Les avocats ont déposé leur dossier au greffe pour le 16 Juin 2020, suivant l’avis comportant également l’indication de la composition de la cour et de la date à laquelle l’arrêt serait rendu par mise à disposition.
ARRÊT :
Arrêt prononcé publiquement, par défaut, et signé par M. G-Christophe BRUYERE, Président, le 10 Septembre 2020, par mise à disposition au greffe de la Cour.
EXPOSE DU LITIGE
Les époux Y ont passé commande le 10 décembre 2013 auprès de la société ALG Technic d’un ensemble de panneaux photovoltaïques d’une valeur de 25 400 euros TTC entièrement financé par un prêt consenti le même jour par la société Domofinance à M. et Mme Y.
Le matériel a été installé et mis en service.
Estimant que l’installation ne répondait pas à leurs attentes et présentait d’importants défauts, M. et Mme A à l’appui d’un rapport d’expertise amiable de M. Brisseaud, ont assigné Maître D E ès-qualités de liquidateur judiciaire de la société AGL Technic et la société Domofinance devant le tribunal d’instance d’Avignon aux fins d’obtenir la nullité du contrat de vente et celle du crédit affecté et d’engager la responsabilité de l’établissement de crédit.
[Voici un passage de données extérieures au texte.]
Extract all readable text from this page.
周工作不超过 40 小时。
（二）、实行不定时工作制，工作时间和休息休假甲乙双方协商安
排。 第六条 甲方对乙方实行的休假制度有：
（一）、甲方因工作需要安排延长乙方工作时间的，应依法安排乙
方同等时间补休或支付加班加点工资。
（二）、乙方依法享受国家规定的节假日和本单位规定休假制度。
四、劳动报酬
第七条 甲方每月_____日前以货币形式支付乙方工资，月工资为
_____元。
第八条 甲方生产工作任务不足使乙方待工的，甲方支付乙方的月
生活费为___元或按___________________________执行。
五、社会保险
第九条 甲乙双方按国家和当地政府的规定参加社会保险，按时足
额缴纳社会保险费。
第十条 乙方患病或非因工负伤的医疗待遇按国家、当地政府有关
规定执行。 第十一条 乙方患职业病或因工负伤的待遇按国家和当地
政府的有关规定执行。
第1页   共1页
Par jugement du 18 septembre 2018, le tribunal d’instance s’est déclaré compétent pour connaître du litige, a pronconé la nullité du contrat de vente conclu le 10 décembre 2013 et ordonné la restitution par les époux Y du matériel à la société AGL Technic prise en la personne de son liquidateur aux frais de celle-ci. Le tribunal a également prononcé la nullité du contrat de crédit souscrit le 10 décembre 2013 auprès de la Sa Domofinance et condamné cette dernière à payer aux époux Y la somme de 11 431,22 euros en restitution des échéances déjà versées.
Enfin le tribunal a rejeté toutes autres demandes et condamné la Sa Domofinance et la société AG Technic prise en la personne de son liquidateur aux dépens.
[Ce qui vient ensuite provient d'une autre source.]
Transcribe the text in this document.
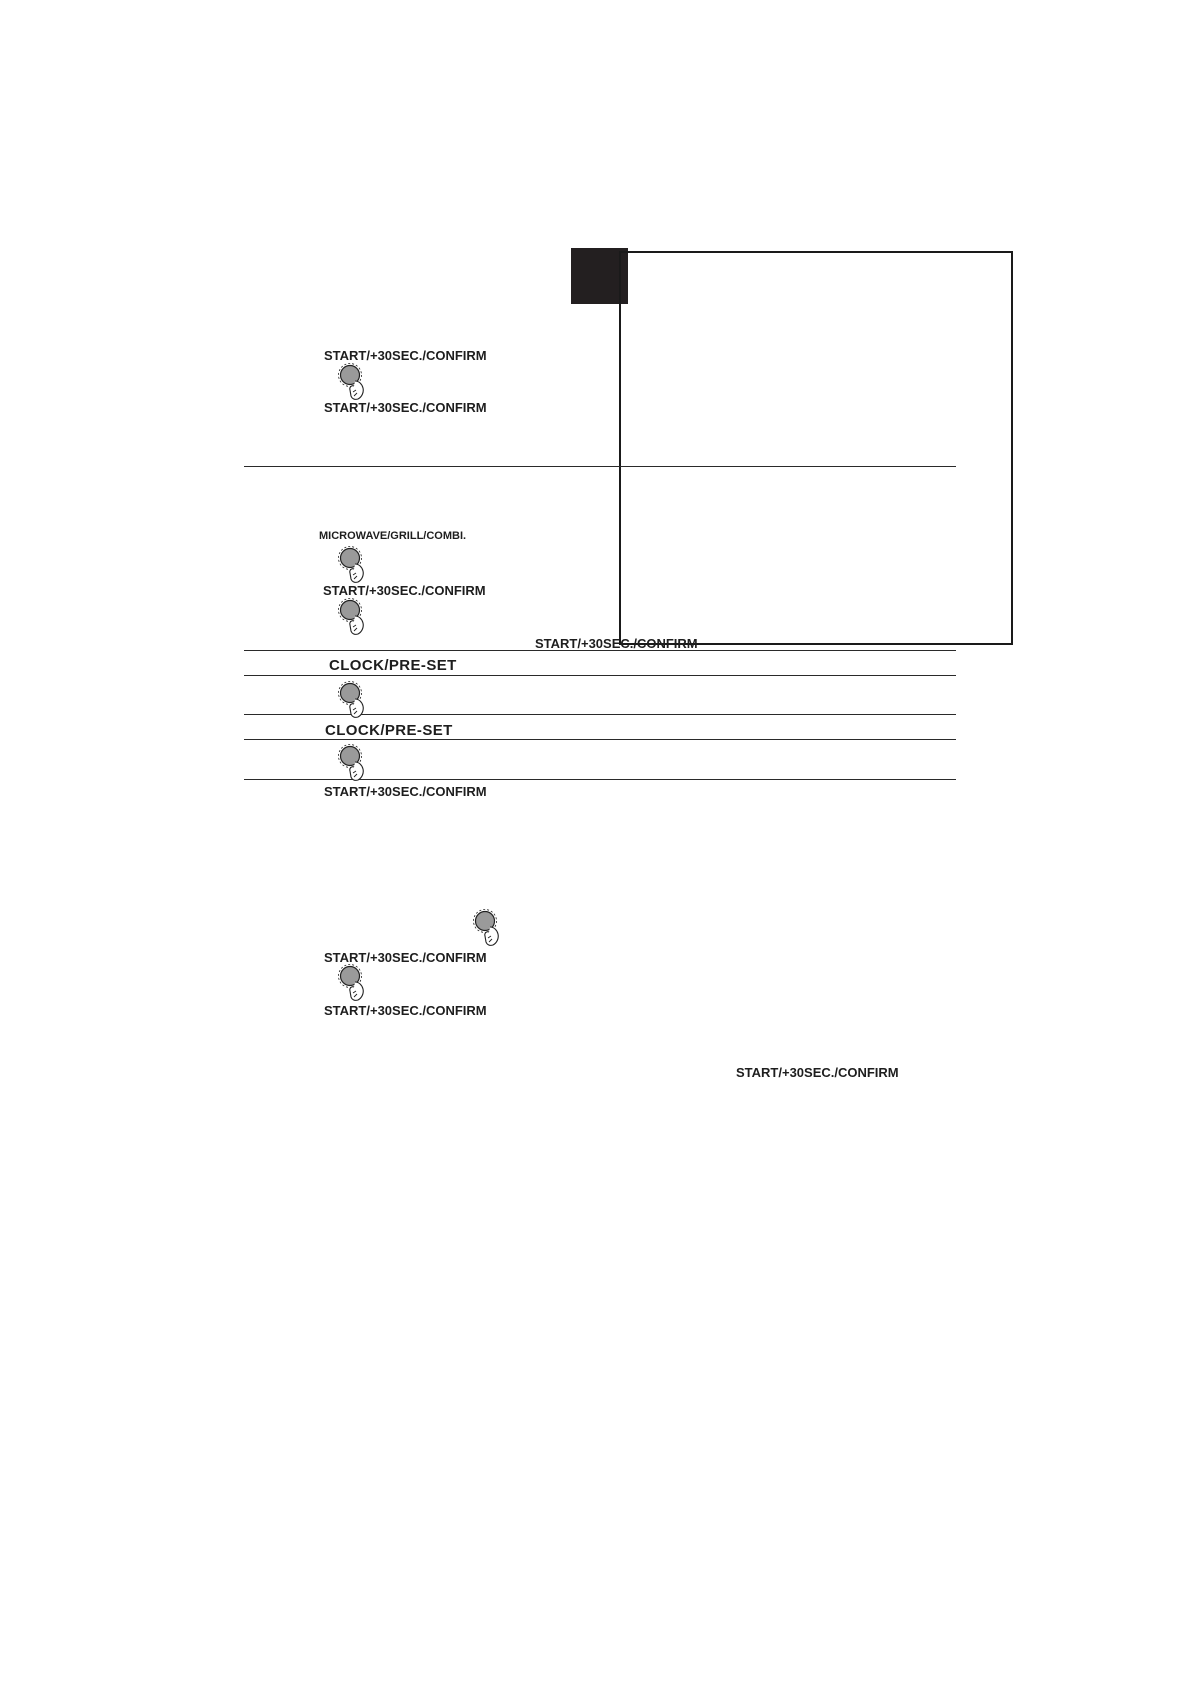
START/+30SEC./CONFIRM
START/+30SEC./CONFIRM
MICROWAVE/GRILL/COMBI.
START/+30SEC./CONFIRM
START/+30SEC./CONFIRM
CLOCK/PRE-SET
CLOCK/PRE-SET
START/+30SEC./CONFIRM
START/+30SEC./CONFIRM
START/+30SEC./CONFIRM
START/+30SEC./CONFIRM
Par déclaration du 12 octobre 2018 la Sa Domofinance a interjeté appel de la décision.
Aux termes de ses dernières écritures notifiées par la voie électronique le 02 juin 2020, elle demande à la cour d’infirmer en toutes ses dispositions le jugement déféré et statuant à nouveau de :
— juger que les dispositions du code de la consommation ne sont pas applicables ainsi que les dispositions du même code relatives au démarchage à domicile,
— débouter les époux Y de l’intégralité de leurs demandes,
— subsidiairement, juger qu’il n’y a pas lieu de prononcer la nullité des contrats ni leur résolution et de débouter les époux Y de leurs demandes,
— plus subsidiairement, dans le cas où la cour prononcerait l’annulation des contrats, juger que l’organisme de crédit n’a commis aucune faute et que les époux Y ne démontrent pas l’existence un préjudice et d’un lien de causalité à l’égard du prêteur,
— par conséquent, condamner solidairement les époux Y à rembourser la somme de 24'500 euros correspondant au capital emprunté outre les intérêts au taux légal à compter de la mise à disposition des fonds et juger qu’elle ne devra rembourser aux époux Y le montant des échéances versées qu’après justification de leur part, de la résiliation du contrat
conclu avec EDF, de la restitution des sommes perçues sur la base de ce contrat ainsi que de la restitution au Trésor public des crédits d’impôts perçus,
— à titre infiniment subsidiaire, fixer le montant du préjudice subi par les époux Y à la somme de 1 792 euros et les condamner à payer solidairement la somme de 24'500 euros correspondant capital emprunté outre les intérêts au taux légal à compter de la mise à disposition des fonds déduction faite de cette somme,
— en tout état de cause, condamner solidairement les époux Y à lui payer la somme de 2 000 euros sur le fondement de l’article 700 du code de procédure civile, outre les entiers dépens de première instance d’appel.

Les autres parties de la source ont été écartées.